In October 1983, Senator Ted Kennedy gave a speech at Liberty University, the college founded by Jerry Falwell. This was in the heydey of the Moral Majority. Falwell had been invited to give a speech at Harvard, and had been booed, something Kennedy said was not Harvard’s greatest hour. Kennedy received a more respectful reception at Liberty.
Soon after that event, I read Kennedy’s speech, called “Truth and Tolerance in America,” in the magazine Liberty. A couple months ago, I read it again. The speech refers to issues specific to a different period of history, like the nuclear freeze and Equal Rights Amendment. But the principles Kennedy states apply today.
Kennedy made four points:
1. We must respect the integrity of religion itself.
2. We must respect the independent judgments of conscience.
3. In applying religious values, we must respect the integrity of public debate.

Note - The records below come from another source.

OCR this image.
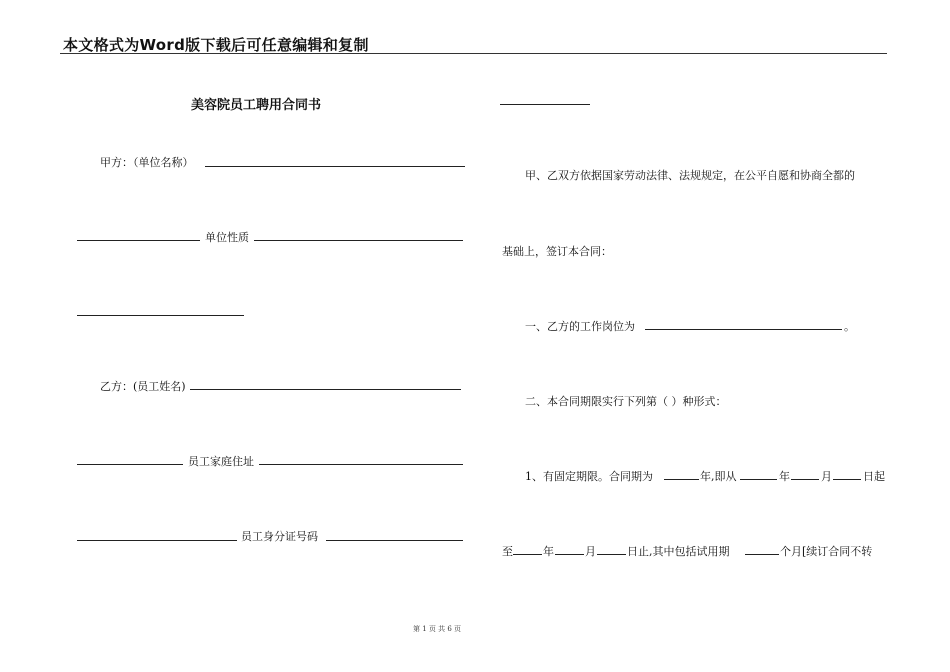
本文格式为Word版下载后可任意编辑和复制
美容院员工聘用合同书
甲方：（单位名称）
单位性质
乙方：(员工姓名)
员工家庭住址
员工身分证号码
甲、乙双方依据国家劳动法律、法规规定，在公平自愿和协商全都的
基础上，签订本合同：
一、乙方的工作岗位为	。
二、本合同期限实行下列第（ ）种形式：
1、有固定期限。合同期为	年,即从	年	月	日起
至	年	月	日止,其中包括试用期	个月[续订合同不转
第 1 页 共 6 页
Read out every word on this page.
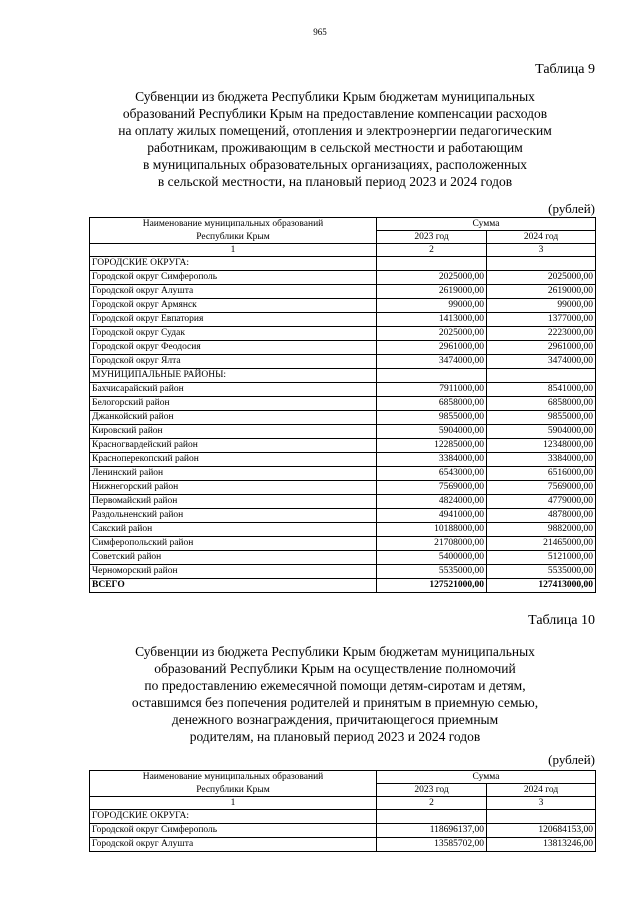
965
Таблица 9
Субвенции из бюджета Республики Крым бюджетам муниципальных
образований Республики Крым на предоставление компенсации расходов
на оплату жилых помещений, отопления и электроэнергии педагогическим
работникам, проживающим в сельской местности и работающим
в муниципальных образовательных организациях, расположенных
в сельской местности, на плановый период 2023 и 2024 годов
(рублей)
Наименование муниципальных образований	Сумма	
Республики Крым	2023 год	2024 год
1	2	3
ГОРОДСКИЕ ОКРУГА:		
Городской округ Симферополь	2025000,00	2025000,00
Городской округ Алушта	2619000,00	2619000,00
Городской округ Армянск	99000,00	99000,00
Городской округ Евпатория	1413000,00	1377000,00
Городской округ Судак	2025000,00	2223000,00
Городской округ Феодосия	2961000,00	2961000,00
Городской округ Ялта	3474000,00	3474000,00
МУНИЦИПАЛЬНЫЕ РАЙОНЫ:		
Бахчисарайский район	7911000,00	8541000,00
Белогорский район	6858000,00	6858000,00
Джанкойский район	9855000,00	9855000,00
Кировский район	5904000,00	5904000,00
Красногвардейский район	12285000,00	12348000,00
Красноперекопский район	3384000,00	3384000,00
Ленинский район	6543000,00	6516000,00
Нижнегорский район	7569000,00	7569000,00
Первомайский район	4824000,00	4779000,00
Раздольненский район	4941000,00	4878000,00
Сакский район	10188000,00	9882000,00
Симферопольский район	21708000,00	21465000,00
Советский район	5400000,00	5121000,00
Черноморский район	5535000,00	5535000,00
ВСЕГО	127521000,00	127413000,00
Таблица 10
Субвенции из бюджета Республики Крым бюджетам муниципальных
образований Республики Крым на осуществление полномочий
по предоставлению ежемесячной помощи детям-сиротам и детям,
оставшимся без попечения родителей и принятым в приемную семью,
денежного вознаграждения, причитающегося приемным
родителям, на плановый период 2023 и 2024 годов
(рублей)
Наименование муниципальных образований	Сумма	
Республики Крым	2023 год	2024 год
1	2	3
ГОРОДСКИЕ ОКРУГА:		
Городской округ Симферополь	118696137,00	120684153,00
Городской округ Алушта	13585702,00	13813246,00
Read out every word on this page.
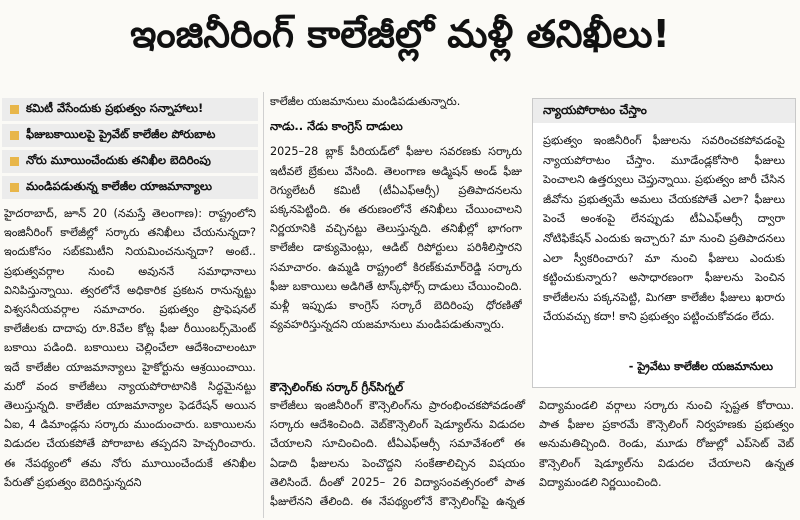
ఇంజినీరింగ్ కాలేజీల్లో మళ్లీ తనిఖీలు!
కమిటీ వేసేందుకు ప్రభుత్వం సన్నాహాలు!
ఫీజుబకాయిలపై ప్రైవేట్ కాలేజీల పోరుబాట
నోరు మూయించేందుకు తనిఖీల బెదిరింపు
మండిపడుతున్న కాలేజీల యాజమాన్యాలు

హైదరాబాద్, జూన్ 20 (నమస్తే తెలంగాణ): రాష్ట్రంలోని ఇంజినీరింగ్ కాలేజీల్లో సర్కారు తనిఖీలు చేయనున్నదా? ఇందుకోసం సబ్‌కమిటీని నియమించనున్నదా? అంటే.. ప్రభుత్వవర్గాల నుంచి అవుననే సమాధానాలు వినిపిస్తున్నాయి. త్వరలోనే అధికారిక ప్రకటన రానున్నట్టు విశ్వసనీయవర్గాల సమాచారం. ప్రభుత్వం ప్రొఫెషనల్ కాలేజీలకు దాదాపు రూ.8వేల కోట్ల ఫీజు రీయింబర్స్‌మెంట్ బకాయి పడింది. బకాయిలు చెల్లించేలా ఆదేశించాలంటూ ఇదే కాలేజీల యాజమాన్యాలు హైకోర్టును ఆశ్రయించాయి. మరో వంద కాలేజీలు న్యాయపోరాటానికి సిద్ధమైనట్టు తెలుస్తున్నది. కాలేజీల యాజమాన్యాల ఫెడరేషన్ అయిన ఏఐ, 4 డిమాండ్లను సర్కారు ముందుంచారు. బకాయిలను విడుదల చేయకపోతే పోరాబాట తప్పదని హెచ్చరించారు. ఈ నేపథ్యంలో తమ నోరు మూయించేందుకే తనిఖీల పేరుతో ప్రభుత్వం బెదిరిస్తున్నదని

కాలేజీల యజమానులు మండిపడుతున్నారు.

నాడు.. నేడు కాంగ్రెస్ దాడులు

2025–28 బ్లాక్ పీరియడ్‌లో ఫీజుల సవరణకు సర్కారు ఇటీవలే బ్రేకులు వేసింది. తెలంగాణ అడ్మిషన్ అండ్ ఫీజు రెగ్యులేటరీ కమిటీ (టీఏఎఫ్ఆర్సీ) ప్రతిపాదనలను పక్కనపెట్టింది. ఈ తరుణంలోనే తనిఖీలు చేయించాలని నిర్ణయానికి వచ్చినట్టు తెలుస్తున్నది. తనిఖీల్లో భాగంగా కాలేజీల డాక్యుమెంట్లు, ఆడిట్ రిపోర్టులు పరిశీలిస్తారని సమాచారం. ఉమ్మడి రాష్ట్రంలో కిరణ్‌కుమార్‌రెడ్డి సర్కారు ఫీజు బకాయిలు అడిగితే టాస్క్‌ఫోర్స్ దాడులు చేయించింది. మళ్లీ ఇప్పుడు కాంగ్రెస్ సర్కారే బెదిరింపు ధోరణితో వ్యవహరిస్తున్నదని యజమానులు మండిపడుతున్నారు.

కౌన్సెలింగ్‌కు సర్కార్ గ్రీన్‌సిగ్నల్

కాలేజీలు ఇంజినీరింగ్ కౌన్సెలింగ్‌ను ప్రారంభించకపోవడంతో సర్కారు ఆదేశించింది. వెబ్‌కౌన్సెలింగ్ షెడ్యూల్‌ను విడుదల చేయాలని సూచించింది. టీఏఎఫ్ఆర్సీ సమావేశంలో ఈ ఏడాది ఫీజులను పెంచొద్దని సంకేతాలిచ్చిన విషయం తెలిసిందే. దీంతో 2025– 26 విద్యాసంవత్సరంలో పాత ఫీజులేనని తేలింది. ఈ నేపథ్యంలోనే కౌన్సెలింగ్‌పై ఉన్నత విద్యామండలి వర్గాలు సర్కారు నుంచి స్పష్టత కోరాయి. పాత ఫీజుల ప్రకారమే కౌన్సెలింగ్ నిర్వహణకు ప్రభుత్వం అనుమతిచ్చింది. రెండు, మూడు రోజుల్లో ఎప్‌సెట్ వెబ్ కౌన్సెలింగ్ షెడ్యూల్‌ను విడుదల చేయాలని ఉన్నత విద్యామండలి నిర్ణయించింది.

న్యాయపోరాటం చేస్తాం
ప్రభుత్వం ఇంజినీరింగ్ ఫీజులను సవరించకపోవడంపై న్యాయపోరాటం చేస్తాం. మూడేండ్లకోసారి ఫీజులు పెంచాలని ఉత్తర్వులు చెప్తున్నాయి. ప్రభుత్వం జారీ చేసిన జీవోను ప్రభుత్వమే అమలు చేయకపోతే ఎలా? ఫీజులు పెంచే అంశంపై లేనప్పుడు టీఏఎఫ్ఆర్సీ ద్వారా నోటిఫికేషన్ ఎందుకు ఇచ్చారు? మా నుంచి ప్రతిపాదనలు ఎలా స్వీకరించారు? మా నుంచి ఫీజులు ఎందుకు కట్టించుకున్నారు? అసాధారణంగా ఫీజులను పెంచిన కాలేజీలను పక్కనపెట్టి, మిగతా కాలేజీల ఫీజులు ఖరారు చేయవచ్చు కదా! కాని ప్రభుత్వం పట్టించుకోవడం లేదు.
- ప్రైవేటు కాలేజీల యజమానులు
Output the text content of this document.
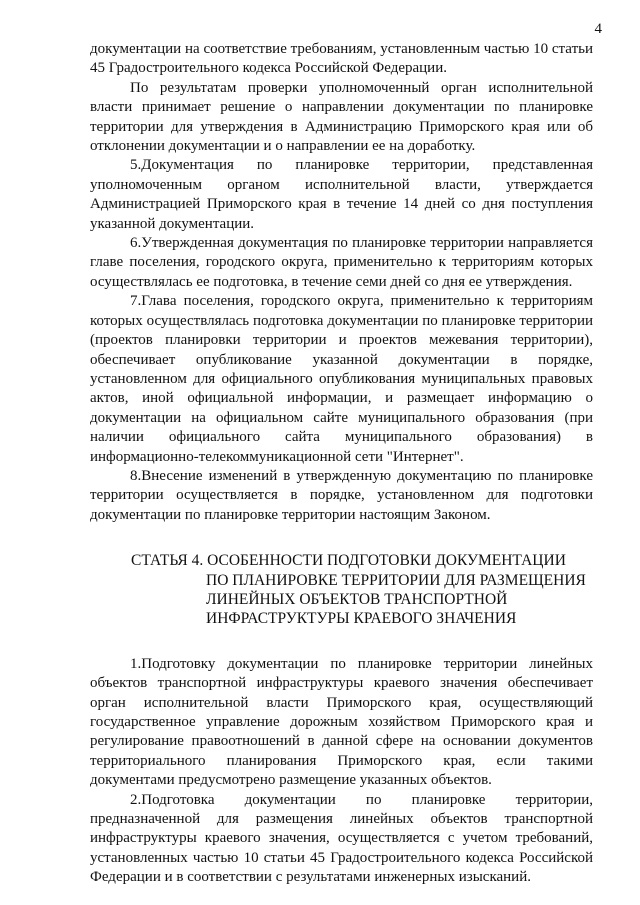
4

документации на соответствие требованиям, установленным частью 10 статьи 45 Градостроительного кодекса Российской Федерации.

По результатам проверки уполномоченный орган исполнительной власти принимает решение о направлении документации по планировке территории для утверждения в Администрацию Приморского края или об отклонении документации и о направлении ее на доработку.

5.Документация по планировке территории, представленная уполномоченным органом исполнительной власти, утверждается Администрацией Приморского края в течение 14 дней со дня поступления указанной документации.

6.Утвержденная документация по планировке территории направляется главе поселения, городского округа, применительно к территориям которых осуществлялась ее подготовка, в течение семи дней со дня ее утверждения.

7.Глава поселения, городского округа, применительно к территориям которых осуществлялась подготовка документации по планировке территории (проектов планировки территории и проектов межевания территории), обеспечивает опубликование указанной документации в порядке, установленном для официального опубликования муниципальных правовых актов, иной официальной информации, и размещает информацию о документации на официальном сайте муниципального образования (при наличии официального сайта муниципального образования) в информационно-телекоммуникационной сети "Интернет".

8.Внесение изменений в утвержденную документацию по планировке территории осуществляется в порядке, установленном для подготовки документации по планировке территории настоящим Законом.

СТАТЬЯ 4. ОСОБЕННОСТИ ПОДГОТОВКИ ДОКУМЕНТАЦИИ
ПО ПЛАНИРОВКЕ ТЕРРИТОРИИ ДЛЯ РАЗМЕЩЕНИЯ
ЛИНЕЙНЫХ ОБЪЕКТОВ ТРАНСПОРТНОЙ
ИНФРАСТРУКТУРЫ КРАЕВОГО ЗНАЧЕНИЯ

1.Подготовку документации по планировке территории линейных объектов транспортной инфраструктуры краевого значения обеспечивает орган исполнительной власти Приморского края, осуществляющий государственное управление дорожным хозяйством Приморского края и регулирование правоотношений в данной сфере на основании документов территориального планирования Приморского края, если такими документами предусмотрено размещение указанных объектов.

2.Подготовка документации по планировке территории, предназначенной для размещения линейных объектов транспортной инфраструктуры краевого значения, осуществляется с учетом требований, установленных частью 10 статьи 45 Градостроительного кодекса Российской Федерации и в соответствии с результатами инженерных изысканий.
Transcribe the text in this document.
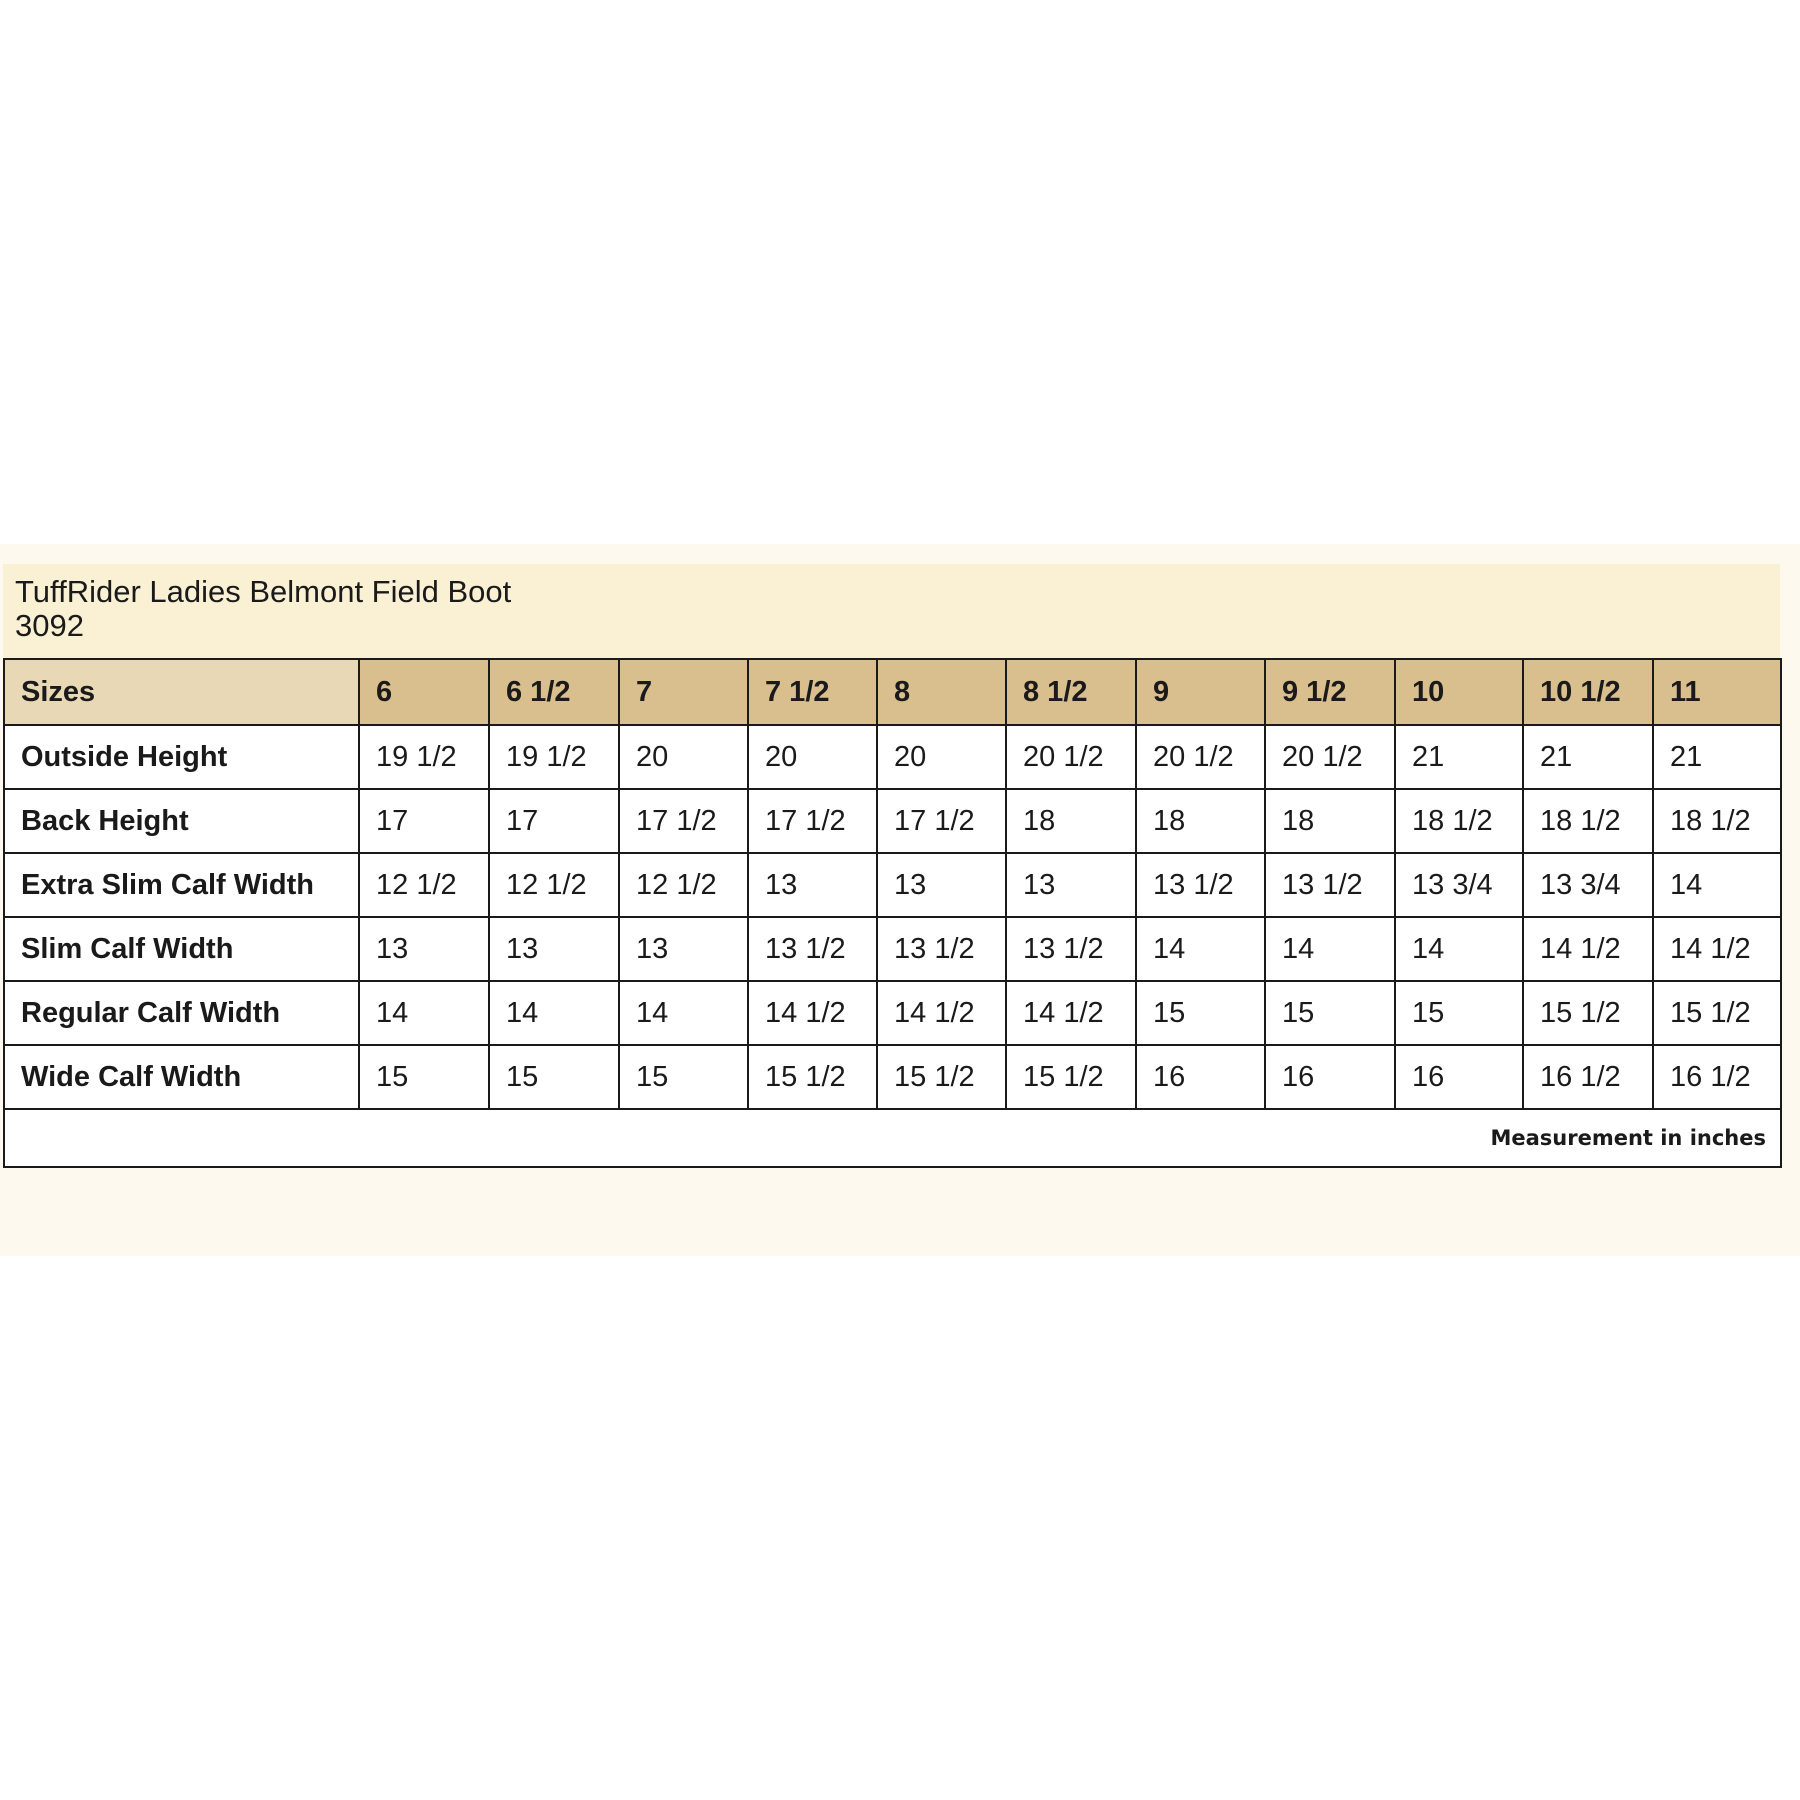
TuffRider Ladies Belmont Field Boot
3092
Sizes	6	6 1/2	7	7 1/2	8	8 1/2	9	9 1/2	10	10 1/2	11
Outside Height	19 1/2	19 1/2	20	20	20	20 1/2	20 1/2	20 1/2	21	21	21
Back Height	17	17	17 1/2	17 1/2	17 1/2	18	18	18	18 1/2	18 1/2	18 1/2
Extra Slim Calf Width	12 1/2	12 1/2	12 1/2	13	13	13	13 1/2	13 1/2	13 3/4	13 3/4	14
Slim Calf Width	13	13	13	13 1/2	13 1/2	13 1/2	14	14	14	14 1/2	14 1/2
Regular Calf Width	14	14	14	14 1/2	14 1/2	14 1/2	15	15	15	15 1/2	15 1/2
Wide Calf Width	15	15	15	15 1/2	15 1/2	15 1/2	16	16	16	16 1/2	16 1/2
Measurement in inches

4. We must respect the motives of those who exercise their right to disagree.
Here are some quotes:
I love my country and treasure my faith. But I do not assume that my conception of patriotism or policy is invariably correct, or that my convictions about religion should command any greater respect than any other faith in this pluralistic society. I believe there surely is such a thing as truth, but who among us can claim a monopoly on it?
The separation of church and state can sometimes be frustrating for women and men of religious faith. They may be tempted to misuse government in order to impose a value which they cannot persuade others to accept. But once we succumb to that temptation, we step onto a slippery slope where everyone’s freedom is at risk….Let us never forget: Today’s Moral Majority could become tomorrow’s persecuted minority.
Today there are hundreds — and perhaps even thousands of faiths — and millions of Americans who are outside any fold. Pluralism obviously does not and cannot mean that all of them are right; but it does mean that there are areas where government cannot and should not decide what it is wrong to believe, to think, to read, and to do.
People of conscience should be careful how they deal in the word of their Lord. In our own history, religion has been falsely invoked to sanction prejudice — even slavery — to condemn labor unions and public spending for the poor.
Religious values cannot be excluded from every public issue; but not every public issue involves religious values.
Those who proclaim moral and religious values can offer counsel, but they should not casually treat a position on a public issue as a test of fealty to faith.
Where it is right to apply moral values to public life, let all of us avoid the temptation to be self-righteous and absolutely certain of ourselves.
We sorely test our ability to live together if we readily question each other’s integrity. It may be harder to restrain our feelings when moral principles are at stake, for they go to the deepest wellsprings of our being. But the more our feelings diverge, the more deeply felt they are, the greater is our obligation to grant the sincerity and essential decency of our fellow citizens on the other side.
Those who favor E.R.A [Equal Rights Amendment] are not “antifamily” or “blasphemers.” …For my part, I think of the amendment’s opponents as wrong on the issue, but not as lacking in moral character
I hope for an America where neither “fundamentalist” nor “humanist” will be a dirty word, but a fair description of the different ways in which people of goodwill look at life and into their own souls.
I hope for an America where the power of faith will always burn brightly, but where no modern Inquisition of any kind will ever light the fires of fear, coercion, or angry division.
I hope for an America where we can all contend freely and vigorously, but where we will treasure and guard those standards of civility which alone make this nation safe for both democracy and diversity.